South America is welcoming economic reforms that imply fiscal responsibility and stronger bilateral and multilateral agreements. These reforms--which include expanded trade areas and greater foreign direct investment in the region--aim to increase the South American bloc's leverage in negotiations with its North American and European counterparts. This scenario provides an opportunity to resume FTAA negotiations, which have essentially been frozen since 2005. In effect, South America has the opportunity to focus on economic and trade policies that can serve as stepping stones towards regional integration.
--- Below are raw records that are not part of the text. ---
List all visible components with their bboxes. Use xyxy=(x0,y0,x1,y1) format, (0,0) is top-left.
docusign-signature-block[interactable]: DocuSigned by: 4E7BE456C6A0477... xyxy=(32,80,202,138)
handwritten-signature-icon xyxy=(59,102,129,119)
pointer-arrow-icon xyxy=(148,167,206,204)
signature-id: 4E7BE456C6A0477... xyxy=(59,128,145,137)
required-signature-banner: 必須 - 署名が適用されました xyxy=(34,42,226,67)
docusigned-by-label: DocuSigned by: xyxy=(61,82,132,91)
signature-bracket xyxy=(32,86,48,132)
The challenge to South American integration hinges on the region's influential countries' capacity to build strong economic ties that bring political stability in the medium-term. But steps toward a regional trading bloc are impossible without support from the United States. The United States must present opportunities beyond better conditions for trade--such as new opportunities for foreign direct investment and development aid--to the negotiating table. Additionally, the United States' South American counterparts need to translate the benefits of economic integration into more investment in social programs, such as healthcare and education programs to eradicate poverty, and robust reforms to the judiciary. Failure to implement these types of reforms in Argentina, Brazil, and Peru is simply an opportunity for new demagogues to move the region towards populism once again. The United States should seize this opportunity, because a demagogic backlash would be detrimental to Latin America's future economic development and democratic consolidation.

Alvaro Zapatel holds a BA in Economics from Boston College, and currently works as a Specialist in Project Monitoring and Evaluation at the Peruvian Ministry of Education. He is also a Professor in the Department of Economics and Communications at the University of Lima. Alvaro is a Latin America Fellow at Young Professionals in Foreign Policy.